To say nature acts blindly or to say mutation explains pure determinism is similar to saying, there already was a clear map to every single step of our evolution. Not only that we do not know how to explain diversity today based on a few amino acids, we are helpless as it comes to determining the end-goal of the course of evolution. The freedom that nature exercises is in constituting difference, evident in gene variation. We could never be different if our modes were predetermined. For our difference would be self-given within the very first building block of our physicality.
I would rather say, nature is striving towards freedom and the intrinsic drive that makes genetic mutation possible is actualization of freedom. And if this is illusion, so is determinism.
Your comments and suggestions are greatly appreciated.
विश्वास-टिप्पनी
Neither completely determined, nor completely arbitrary - it’s inbetween - probabilistically determined.
Purpose:
Just because purpose is a human invention,
this does not mean that other beings act purposelessly.
And we can expand the idea of purpose to the inanimate objects,
and the entire cosmos then becomes teeming with purpose.
We are then forced to investigate the purpose as such.
There is no denying that the purpose of the body is the body
and of life, life.
If mutation allows the body to reconfigure its now presentation,
being embodied lets the life to flow.
Time strings itself in the beats of life
and in every sequencing of the amino acids.
Body as such cannot exercise as much of freedom as the mind therefore.
And the purpose is easy to metrify here.
With humans, simple rationality collapses.
We are able to act purposelessly.
These acts erupt in the modes of love and of hatred.
We are able to act altruistically and wage wars purposelessly.
And yes, there are some who would teach biology to decode purpose in every acts,
just like there are others who invent purpose in a rock rolling down the hill.
Freedom and purpose pose as antithetical to each other.
The more subjects act with purpose,
the less they exercise freedom.
Walking is purposeful, but one needs to be free to wander.(5)
Mind-wandering is likewise the same, as thinking,
including thinking about purpose, is purposeful.
To say that humans enjoy more freedom is not a mere anthropocentric idea.
Humans are capable to act more purposelessly than other animals.(5)
All what we consider purpose are determined biologically and culturally.

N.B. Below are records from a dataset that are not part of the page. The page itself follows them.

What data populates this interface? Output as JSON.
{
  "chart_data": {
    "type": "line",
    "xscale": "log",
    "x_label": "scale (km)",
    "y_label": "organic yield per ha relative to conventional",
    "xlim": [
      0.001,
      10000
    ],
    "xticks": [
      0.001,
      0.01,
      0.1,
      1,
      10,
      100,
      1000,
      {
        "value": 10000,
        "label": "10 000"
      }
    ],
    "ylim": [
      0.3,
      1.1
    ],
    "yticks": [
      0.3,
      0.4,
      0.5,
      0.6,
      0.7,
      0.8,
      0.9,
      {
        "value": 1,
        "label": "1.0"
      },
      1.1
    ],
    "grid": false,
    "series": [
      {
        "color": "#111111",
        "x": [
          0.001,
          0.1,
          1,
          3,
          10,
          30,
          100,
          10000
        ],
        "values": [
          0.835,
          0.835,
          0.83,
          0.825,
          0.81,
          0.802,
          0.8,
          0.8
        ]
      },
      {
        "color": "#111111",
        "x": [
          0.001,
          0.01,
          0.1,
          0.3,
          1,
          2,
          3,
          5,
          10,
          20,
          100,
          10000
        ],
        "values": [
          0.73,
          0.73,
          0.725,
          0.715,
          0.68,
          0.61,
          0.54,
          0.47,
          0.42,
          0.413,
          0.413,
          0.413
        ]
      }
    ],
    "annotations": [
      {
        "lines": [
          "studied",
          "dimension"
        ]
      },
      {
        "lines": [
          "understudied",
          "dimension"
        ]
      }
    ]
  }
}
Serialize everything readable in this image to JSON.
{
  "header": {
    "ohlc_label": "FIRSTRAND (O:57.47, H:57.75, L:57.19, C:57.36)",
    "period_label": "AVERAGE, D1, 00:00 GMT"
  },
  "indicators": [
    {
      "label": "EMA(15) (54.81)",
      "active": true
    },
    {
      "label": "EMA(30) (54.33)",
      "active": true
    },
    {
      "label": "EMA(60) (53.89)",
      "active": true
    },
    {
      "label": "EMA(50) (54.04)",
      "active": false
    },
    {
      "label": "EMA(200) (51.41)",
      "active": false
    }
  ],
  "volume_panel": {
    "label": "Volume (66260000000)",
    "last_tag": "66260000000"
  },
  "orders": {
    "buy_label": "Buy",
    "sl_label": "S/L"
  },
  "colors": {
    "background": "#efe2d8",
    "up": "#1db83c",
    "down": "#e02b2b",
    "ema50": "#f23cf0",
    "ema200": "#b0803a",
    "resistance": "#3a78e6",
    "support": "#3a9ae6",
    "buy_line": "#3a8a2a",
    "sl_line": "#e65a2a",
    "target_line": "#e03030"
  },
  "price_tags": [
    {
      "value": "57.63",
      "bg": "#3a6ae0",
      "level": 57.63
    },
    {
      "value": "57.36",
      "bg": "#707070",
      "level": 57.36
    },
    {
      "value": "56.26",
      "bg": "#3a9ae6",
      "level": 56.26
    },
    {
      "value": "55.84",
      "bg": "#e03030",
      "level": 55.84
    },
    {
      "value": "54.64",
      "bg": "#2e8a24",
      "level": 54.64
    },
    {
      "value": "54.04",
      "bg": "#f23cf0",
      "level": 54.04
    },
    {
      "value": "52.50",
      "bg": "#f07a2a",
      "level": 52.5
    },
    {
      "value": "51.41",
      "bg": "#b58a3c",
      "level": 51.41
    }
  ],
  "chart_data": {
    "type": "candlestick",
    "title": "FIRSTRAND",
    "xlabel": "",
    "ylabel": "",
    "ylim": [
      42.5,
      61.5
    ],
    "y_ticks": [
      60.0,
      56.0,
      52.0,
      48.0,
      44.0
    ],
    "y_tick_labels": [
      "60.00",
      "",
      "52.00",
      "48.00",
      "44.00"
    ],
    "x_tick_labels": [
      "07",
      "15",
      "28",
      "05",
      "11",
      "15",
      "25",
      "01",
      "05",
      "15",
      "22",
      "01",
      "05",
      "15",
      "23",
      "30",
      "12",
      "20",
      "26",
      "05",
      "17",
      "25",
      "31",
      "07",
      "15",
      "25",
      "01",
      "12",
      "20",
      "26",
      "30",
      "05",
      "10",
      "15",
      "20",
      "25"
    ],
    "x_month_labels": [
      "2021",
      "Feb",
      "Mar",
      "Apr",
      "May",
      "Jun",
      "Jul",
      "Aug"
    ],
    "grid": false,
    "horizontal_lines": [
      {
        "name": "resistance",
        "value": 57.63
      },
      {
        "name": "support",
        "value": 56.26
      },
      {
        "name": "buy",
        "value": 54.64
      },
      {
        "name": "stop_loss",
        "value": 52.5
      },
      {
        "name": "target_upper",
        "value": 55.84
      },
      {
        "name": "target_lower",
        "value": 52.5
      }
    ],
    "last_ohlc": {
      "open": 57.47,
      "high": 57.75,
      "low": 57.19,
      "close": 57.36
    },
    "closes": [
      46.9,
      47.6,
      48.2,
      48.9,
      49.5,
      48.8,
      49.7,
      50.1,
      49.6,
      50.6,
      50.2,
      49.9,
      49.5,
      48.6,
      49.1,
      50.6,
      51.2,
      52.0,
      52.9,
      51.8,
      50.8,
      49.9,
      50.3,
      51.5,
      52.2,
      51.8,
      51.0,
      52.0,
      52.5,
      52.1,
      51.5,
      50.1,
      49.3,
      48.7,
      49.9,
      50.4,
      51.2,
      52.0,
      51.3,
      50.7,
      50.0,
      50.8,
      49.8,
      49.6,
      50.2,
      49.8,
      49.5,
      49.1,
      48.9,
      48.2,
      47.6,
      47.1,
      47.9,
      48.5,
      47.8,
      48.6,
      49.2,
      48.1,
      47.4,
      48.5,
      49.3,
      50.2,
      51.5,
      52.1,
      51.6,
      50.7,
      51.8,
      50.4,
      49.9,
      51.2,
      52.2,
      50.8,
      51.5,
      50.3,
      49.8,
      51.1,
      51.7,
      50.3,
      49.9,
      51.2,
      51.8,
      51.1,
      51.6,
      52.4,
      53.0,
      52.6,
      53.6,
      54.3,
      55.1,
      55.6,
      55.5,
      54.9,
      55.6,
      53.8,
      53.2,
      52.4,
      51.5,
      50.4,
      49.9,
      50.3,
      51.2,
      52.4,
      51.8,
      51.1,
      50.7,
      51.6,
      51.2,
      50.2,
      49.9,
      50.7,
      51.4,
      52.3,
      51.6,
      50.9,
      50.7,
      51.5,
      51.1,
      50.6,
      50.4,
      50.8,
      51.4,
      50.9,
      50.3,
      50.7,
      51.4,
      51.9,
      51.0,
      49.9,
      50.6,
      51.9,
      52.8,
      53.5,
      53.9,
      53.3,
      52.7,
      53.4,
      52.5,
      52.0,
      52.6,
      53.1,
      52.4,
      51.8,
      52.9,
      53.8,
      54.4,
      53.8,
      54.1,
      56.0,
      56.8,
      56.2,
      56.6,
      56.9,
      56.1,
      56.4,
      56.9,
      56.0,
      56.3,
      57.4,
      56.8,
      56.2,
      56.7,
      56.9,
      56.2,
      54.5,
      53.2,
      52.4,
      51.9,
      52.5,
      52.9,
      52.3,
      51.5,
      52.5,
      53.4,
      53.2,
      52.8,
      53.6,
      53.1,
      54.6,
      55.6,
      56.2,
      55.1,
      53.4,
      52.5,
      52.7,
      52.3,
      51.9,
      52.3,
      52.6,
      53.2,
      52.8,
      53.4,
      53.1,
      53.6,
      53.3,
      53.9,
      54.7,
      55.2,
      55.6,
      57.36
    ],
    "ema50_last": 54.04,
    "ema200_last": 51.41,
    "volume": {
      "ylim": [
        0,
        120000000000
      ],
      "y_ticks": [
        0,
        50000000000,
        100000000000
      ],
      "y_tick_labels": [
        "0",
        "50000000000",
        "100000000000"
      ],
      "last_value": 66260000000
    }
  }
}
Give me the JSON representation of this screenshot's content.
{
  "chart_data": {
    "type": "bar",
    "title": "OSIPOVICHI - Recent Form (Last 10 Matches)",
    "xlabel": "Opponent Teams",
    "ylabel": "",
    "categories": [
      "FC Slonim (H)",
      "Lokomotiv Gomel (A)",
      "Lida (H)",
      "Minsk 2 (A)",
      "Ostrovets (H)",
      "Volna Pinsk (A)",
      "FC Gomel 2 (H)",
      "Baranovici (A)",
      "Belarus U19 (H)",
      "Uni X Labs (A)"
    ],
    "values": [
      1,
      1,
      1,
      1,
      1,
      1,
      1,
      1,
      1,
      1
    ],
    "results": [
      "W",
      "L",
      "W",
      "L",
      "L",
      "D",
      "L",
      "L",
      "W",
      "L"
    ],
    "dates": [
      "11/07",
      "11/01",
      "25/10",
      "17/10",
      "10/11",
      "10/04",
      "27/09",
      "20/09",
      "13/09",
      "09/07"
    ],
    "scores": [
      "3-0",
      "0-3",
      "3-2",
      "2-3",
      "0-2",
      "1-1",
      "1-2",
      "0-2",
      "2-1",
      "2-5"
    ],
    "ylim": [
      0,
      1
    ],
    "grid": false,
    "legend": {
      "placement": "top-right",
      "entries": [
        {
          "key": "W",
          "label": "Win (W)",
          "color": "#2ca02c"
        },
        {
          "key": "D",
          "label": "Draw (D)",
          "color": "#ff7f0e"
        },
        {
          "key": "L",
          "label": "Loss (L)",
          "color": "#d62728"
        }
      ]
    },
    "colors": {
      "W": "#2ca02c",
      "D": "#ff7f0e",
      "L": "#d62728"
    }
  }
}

They both limit and determine our existence
and they both impose some purpose,
and to exist in the body and to retain membership in society then becomes our purpose.
Our imagination of purpose,
our fetishization of purpose,
allows us to invent it in the cosmic scale,
the purpose of the cosmos, the purpose of God, and so on.
And this leads to a paradox,
and being human is to live through this paradox.
The paradox is, we invent absolutely free entity in God
and we impose upon it the purpose that we can invent.(5)
Meaning, the absolutely free entity has to act according to the purpose as determined by us.
Some of us, anyway.
Whether in different hats or in different ties,
we have made an occupation of determining the purpose of the absolute.
And this is where we discover our true purpose.
To be able to capture the totality while ourselves being a mere particle.
And some of us would surrender to the unknown and say,
only that knows the purpose,
not recognizing the travesty of our imposition.
Purpose, meaning, teleology: all these are human constructs to place us at the center of the universe.(5)
Reception
When Siddhartha left his palace, he was not embarking the network of million franchises. When the giant elephants stroll through the forest, they give birthplace to million dung-beetles. The nature of a banyan tree is to grow tall. For some, it is a lovely shade or a nesting ground. For others, it is just a bunch of firewood.